The probe has spooked investors in Pakistan's equity market, with the country's benchmark index in retreat since June over fears Sharif's removal would plunge Pakistan back into chaos after years of relative stability.
While the report was not made public immediately, leaked pages were circulated on social media and opposition leader Imran Khan demanded Sharif resign following the findings, which also levelled allegations against his daughter and sons.
"JIT report REJECTED. Every contradiction will not only be contested but decimated in SC," tweeted Maryan Nawaz Sharif, the premier's daughter, referring to Pakistan's Supreme Court.
The report alleges Sharifs' businesses alone are not enough to explain the family's wealth, which includes flats in an upscale London borough.
It also recommended the National Accountancy Bureau (NAB), an anti-corruption agency, file a case against Sharif, according to Dawn newspaper and other Pakistani media.
The inquiry has gripped Pakistanis and, after it was handed to the Supreme Court, the stock market plunged 3.1 percent early on Tuesday to trade at 44,800 points by 10.10 am (1:10 a.m. ET).
"The market has taken the suggestions for a NAB (investigation) and the overall JIT report as a negative," said Saad Hashmey, research director at brokerage Topline Securities.
"We expect volatility to continue," he said.
Asif Khawaja, Pakistan's defense minister and one of Sharif's closest aides, said the report was "full of flaws" and the ruling PML-N party would contest the JIT findings in the Supreme Court.
"Its trash," Khawaja said.
The Supreme Court will now decide how to proceed with the report and whether to call for a trial.
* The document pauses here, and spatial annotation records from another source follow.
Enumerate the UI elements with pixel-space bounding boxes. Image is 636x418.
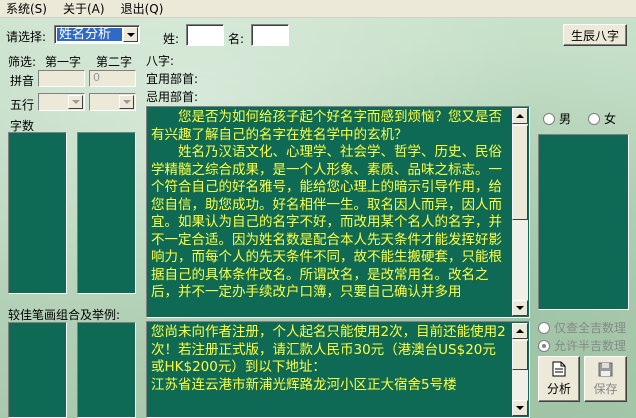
wuxing-label: 五行 bbox=[10, 98, 35, 112]
menu-about[interactable]: 关于(A) bbox=[63, 0, 105, 17]
surname-label: 姓: bbox=[163, 32, 180, 46]
floppy-disk-icon bbox=[598, 362, 613, 376]
analyze-label: 分析 bbox=[546, 382, 571, 396]
name-input[interactable] bbox=[251, 24, 289, 46]
scroll-up-icon[interactable] bbox=[512, 323, 528, 339]
only-lucky-label: 仅查全吉数理 bbox=[554, 321, 627, 335]
save-label: 保存 bbox=[593, 381, 618, 396]
bazi-button[interactable]: 生辰八字 bbox=[563, 24, 627, 46]
combo-label: 较佳笔画组合及举例: bbox=[8, 308, 121, 322]
pinyin-label: 拼音 bbox=[10, 74, 35, 88]
only-lucky-radio[interactable]: 仅查全吉数理 bbox=[538, 319, 626, 336]
register-address: 江苏省连云港市新浦光辉路龙河小区正大宿舍5号楼 bbox=[151, 376, 457, 393]
menu-bar: 系统(S) 关于(A) 退出(Q) bbox=[0, 0, 636, 18]
surname-input[interactable] bbox=[186, 24, 224, 46]
wuxing-first-select[interactable] bbox=[38, 93, 85, 111]
scroll-down-icon[interactable] bbox=[512, 400, 528, 416]
scroll-down-icon[interactable] bbox=[512, 300, 528, 316]
second-char-label: 第二字 bbox=[96, 55, 133, 69]
save-button[interactable]: 保存 bbox=[584, 356, 627, 402]
register-message: 您尚未向作者注册，个人起名只能使用2次，目前还能使用2次！若注册正式版，请汇款人… bbox=[151, 324, 506, 375]
register-text-panel[interactable]: 您尚未向作者注册，个人起名只能使用2次，目前还能使用2次！若注册正式版，请汇款人… bbox=[146, 321, 530, 418]
menu-system[interactable]: 系统(S) bbox=[6, 0, 47, 17]
name-label: 名: bbox=[228, 32, 245, 46]
radio-icon bbox=[538, 321, 550, 334]
gender-male-radio[interactable]: 男 bbox=[543, 110, 571, 127]
combo-list-left[interactable] bbox=[8, 322, 67, 418]
scroll-thumb[interactable] bbox=[512, 340, 528, 370]
first-char-label: 第一字 bbox=[45, 55, 82, 69]
filter-label: 筛选: bbox=[8, 55, 37, 69]
chevron-down-icon[interactable] bbox=[68, 95, 83, 109]
chevron-down-icon[interactable] bbox=[123, 27, 138, 42]
yi-radical-label: 宜用部首: bbox=[146, 72, 199, 86]
gender-female-radio[interactable]: 女 bbox=[588, 110, 616, 127]
scroll-up-icon[interactable] bbox=[512, 108, 528, 124]
result-panel bbox=[538, 134, 629, 310]
gender-male-label: 男 bbox=[559, 112, 572, 126]
combo-list-right[interactable] bbox=[77, 322, 136, 418]
intro-paragraph-2: 姓名乃汉语文化、心理学、社会学、哲学、历史、民俗学精髓之综合成果，是一个人形象、… bbox=[151, 144, 502, 300]
chevron-down-icon[interactable] bbox=[119, 95, 134, 109]
scroll-thumb[interactable] bbox=[512, 125, 528, 220]
second-char-list[interactable] bbox=[77, 132, 136, 294]
radio-icon bbox=[538, 339, 550, 352]
ji-radical-label: 忌用部首: bbox=[146, 90, 199, 104]
allow-half-label: 允许半吉数理 bbox=[554, 339, 627, 353]
register-text: 您尚未向作者注册，个人起名只能使用2次，目前还能使用2次！若注册正式版，请汇款人… bbox=[151, 324, 509, 394]
wuxing-second-select[interactable] bbox=[89, 93, 136, 111]
radio-icon bbox=[588, 112, 600, 125]
pinyin-second-input[interactable]: 0 bbox=[89, 70, 136, 87]
select-label: 请选择: bbox=[6, 30, 47, 44]
allow-half-radio[interactable]: 允许半吉数理 bbox=[538, 337, 626, 354]
mode-select[interactable]: 姓名分析 bbox=[54, 25, 140, 44]
mode-select-value: 姓名分析 bbox=[57, 28, 122, 41]
menu-exit[interactable]: 退出(Q) bbox=[121, 0, 164, 17]
app-window: 系统(S) 关于(A) 退出(Q) 请选择: 姓名分析 姓: 名: 生辰八字 筛… bbox=[0, 0, 636, 418]
intro-text: 您是否为如何给孩子起个好名字而感到烦恼？您又是否有兴趣了解自己的名字在姓名学中的… bbox=[151, 109, 509, 302]
first-char-list[interactable] bbox=[8, 132, 67, 294]
intro-paragraph-1: 您是否为如何给孩子起个好名字而感到烦恼？您又是否有兴趣了解自己的名字在姓名学中的… bbox=[151, 109, 502, 143]
intro-text-panel[interactable]: 您是否为如何给孩子起个好名字而感到烦恼？您又是否有兴趣了解自己的名字在姓名学中的… bbox=[146, 106, 530, 318]
analyze-button[interactable]: 分析 bbox=[538, 356, 580, 402]
gender-female-label: 女 bbox=[604, 112, 617, 126]
intro-scrollbar[interactable] bbox=[512, 108, 528, 316]
bazi-label: 八字: bbox=[146, 54, 175, 68]
pinyin-first-input[interactable] bbox=[38, 70, 85, 87]
document-icon bbox=[552, 361, 566, 377]
radio-icon bbox=[543, 112, 555, 125]
register-scrollbar[interactable] bbox=[512, 323, 528, 416]
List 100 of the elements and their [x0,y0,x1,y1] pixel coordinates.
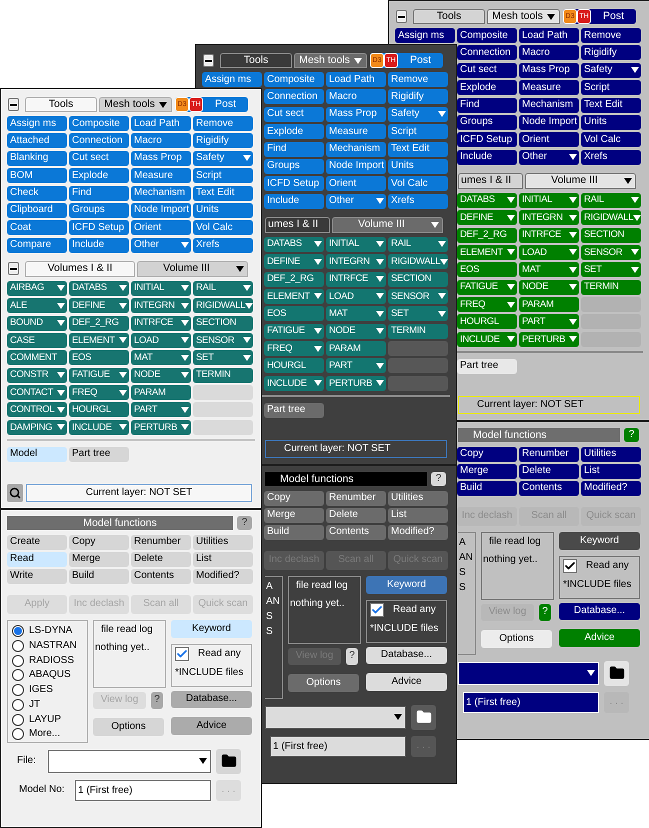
category-button[interactable]: INCLUDE [457,332,517,347]
category-button[interactable]: HOURGL [69,402,129,418]
folder-button[interactable] [411,704,436,730]
advice-button[interactable]: Advice [559,628,640,647]
category-button[interactable]: BOUND [7,316,67,331]
category-button[interactable]: PARAM [519,297,579,312]
tool-button[interactable]: Assign ms [202,72,262,87]
category-button[interactable]: DEFINE [457,210,517,226]
category-button[interactable]: SET [193,350,253,366]
category-button[interactable]: INITIAL [326,236,386,252]
keyword-format-button[interactable]: Keyword [366,576,447,594]
tool-button[interactable]: Orient [131,220,191,236]
category-button[interactable]: EOS [69,350,129,366]
tab[interactable]: Tools [25,97,97,112]
category-button[interactable]: INTEGRN [519,210,579,226]
tab[interactable]: Volumes I & II [25,260,135,277]
tool-button[interactable]: Groups [457,114,517,130]
database-button[interactable]: Database... [559,602,640,620]
tool-button[interactable]: Script [581,80,641,96]
tool-button[interactable]: Mechanism [131,186,191,201]
category-button[interactable]: DEFINE [69,298,129,314]
category-button[interactable]: NODE [519,280,579,295]
tool-button[interactable]: Remove [193,116,253,131]
tool-button[interactable]: Cut sect [264,106,324,122]
tool-button[interactable]: Cut sect [457,62,517,78]
category-button[interactable]: SECTION [193,316,253,331]
collapse-icon[interactable] [8,98,19,111]
tool-button[interactable]: Vol Calc [193,220,253,236]
category-button[interactable]: HOURGL [264,358,324,374]
tool-button[interactable]: Mechanism [326,142,386,157]
function-button[interactable]: Contents [131,568,191,584]
function-button[interactable]: List [388,508,448,523]
category-button[interactable]: INTRFCE [131,316,191,331]
collapse-icon[interactable] [203,54,214,67]
category-button[interactable]: TERMIN [193,368,253,383]
tool-button[interactable]: ICFD Setup [69,220,129,236]
function-button[interactable]: Utilities [581,446,641,462]
tab[interactable]: Mesh tools [487,9,560,24]
tool-button[interactable]: Explode [69,168,129,184]
model-number-field[interactable]: 1 (First free) [75,780,211,801]
tool-button[interactable]: Rigidify [193,133,253,148]
tool-button[interactable]: Node Import [131,202,191,218]
category-button[interactable]: LOAD [131,332,191,348]
category-button[interactable]: CONSTR [7,368,67,383]
tool-button[interactable]: Text Edit [581,98,641,113]
function-button[interactable]: Delete [131,552,191,567]
function-button[interactable]: Merge [264,508,324,523]
tool-button[interactable]: Text Edit [193,186,253,201]
tool-button[interactable]: Macro [519,45,579,60]
function-button[interactable]: Utilities [193,534,253,550]
category-button[interactable]: RAIL [581,192,641,208]
function-button[interactable]: List [581,464,641,479]
category-button[interactable]: DEF_2_RG [457,228,517,243]
category-button[interactable]: CONTROL [7,402,67,418]
options-button[interactable]: Options [288,674,359,692]
database-button[interactable]: Database... [171,690,252,708]
function-button[interactable]: Build [457,480,517,496]
category-button[interactable]: COMMENT [7,350,67,366]
tool-button[interactable]: Xrefs [388,194,448,209]
category-button[interactable]: PART [326,358,386,374]
tool-button[interactable]: Include [264,194,324,209]
keyword-format-button[interactable]: Keyword [171,620,252,638]
tool-button[interactable]: Find [264,142,324,157]
category-button[interactable]: PART [519,314,579,330]
function-button[interactable]: Copy [457,446,517,462]
mode-button[interactable]: Part tree [264,402,324,418]
function-button[interactable]: Merge [69,552,129,567]
tool-button[interactable]: ICFD Setup [457,132,517,148]
help-button[interactable]: ? [346,648,358,665]
help-button[interactable]: ? [431,472,446,486]
category-button[interactable]: PARAM [131,385,191,400]
category-button[interactable]: ALE [7,298,67,314]
function-button[interactable]: Create [7,534,67,550]
tool-button[interactable]: Clipboard [7,202,67,218]
category-button[interactable]: SECTION [581,228,641,243]
tool-button[interactable]: Composite [69,116,129,131]
help-button[interactable]: ? [151,692,163,709]
category-button[interactable]: EOS [264,306,324,322]
tool-button[interactable]: Mass Prop [519,62,579,78]
tab[interactable]: umes I & II [458,172,523,189]
radio-option[interactable]: LS-DYNA [12,624,87,639]
function-button[interactable]: Utilities [388,490,448,506]
category-button[interactable]: TERMIN [388,324,448,339]
category-button[interactable]: RAIL [388,236,448,252]
tool-button[interactable]: Explode [457,80,517,96]
tab[interactable]: Volume III [525,172,636,189]
radio-option[interactable]: More... [12,727,87,742]
category-button[interactable]: SECTION [388,272,448,287]
category-button[interactable]: DEF_2_RG [264,272,324,287]
tool-button[interactable]: Mass Prop [131,150,191,166]
tool-button[interactable]: Macro [131,133,191,148]
tool-button[interactable]: Xrefs [581,150,641,165]
help-button[interactable]: ? [624,428,639,442]
tool-button[interactable]: Connection [69,133,129,148]
category-button[interactable]: DAMPING [7,420,67,435]
tool-button[interactable]: Measure [519,80,579,96]
category-button[interactable]: DEFINE [264,254,324,270]
function-button[interactable]: List [193,552,253,567]
tool-button[interactable]: Explode [264,124,324,140]
function-button[interactable]: Read [7,552,67,567]
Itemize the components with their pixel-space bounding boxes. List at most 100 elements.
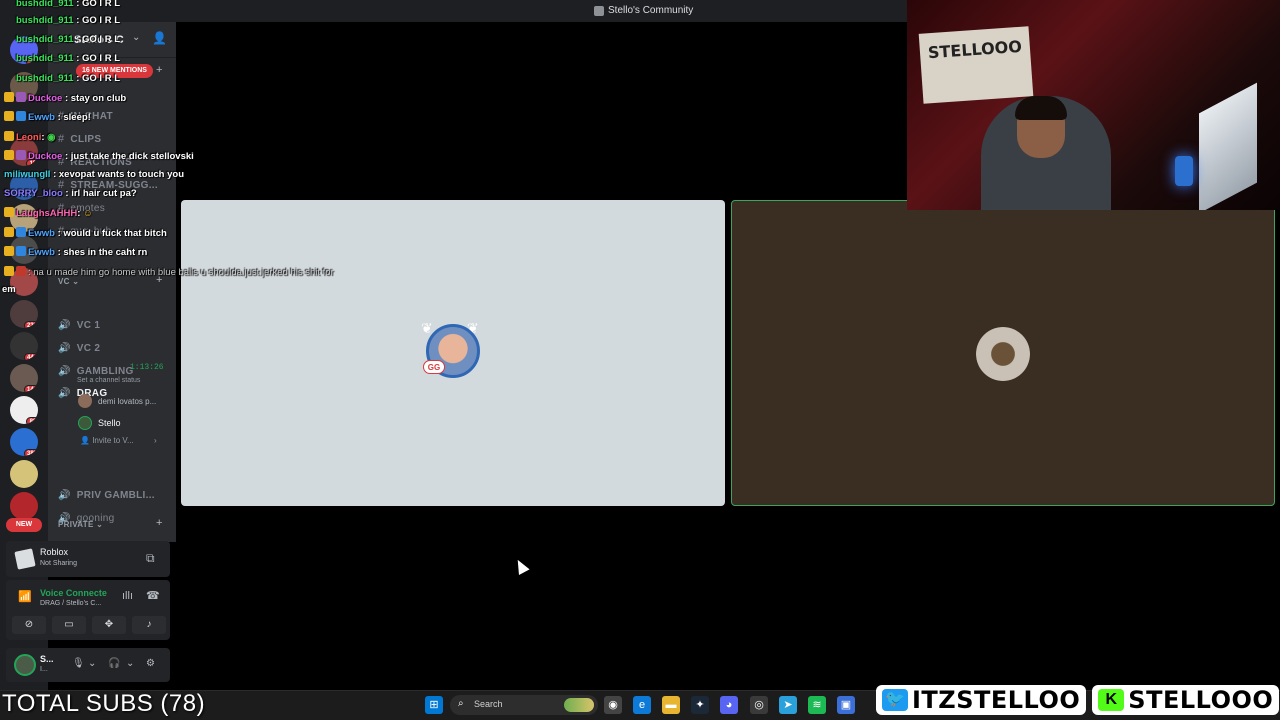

There were also calls for Sharif to be disqualified.
Sharif has always denied any wrongdoing over his family allegedly using offshore companies to buy luxury flats in a posh London neighborhood, and said his family wealth was acquired legally.
In April, the Supreme Court ruled that there was insufficient evidence to remove Sharif from office - by a split 2-3 verdict - on the back of the Panama Papers leaks, but it ordered further investigations.
The JIT team comprised members of civilian and powerful military bodies, including the Inter-Services Intelligence agency. However, the probe became politicized as Sharif's backers and opponents sparred over the JIT's work and the allegiance of its members.
Sharif's allies have alleged there was a conspiracy against him, but opponents say the premier was trying to use such talk as a smokescreen to cover the serious allegations he faces.
Khan, the leader of the opposition Pakistan Tehreek-e-Insaf party, said Sharif "has now lost all moral authority" and must resign immediately.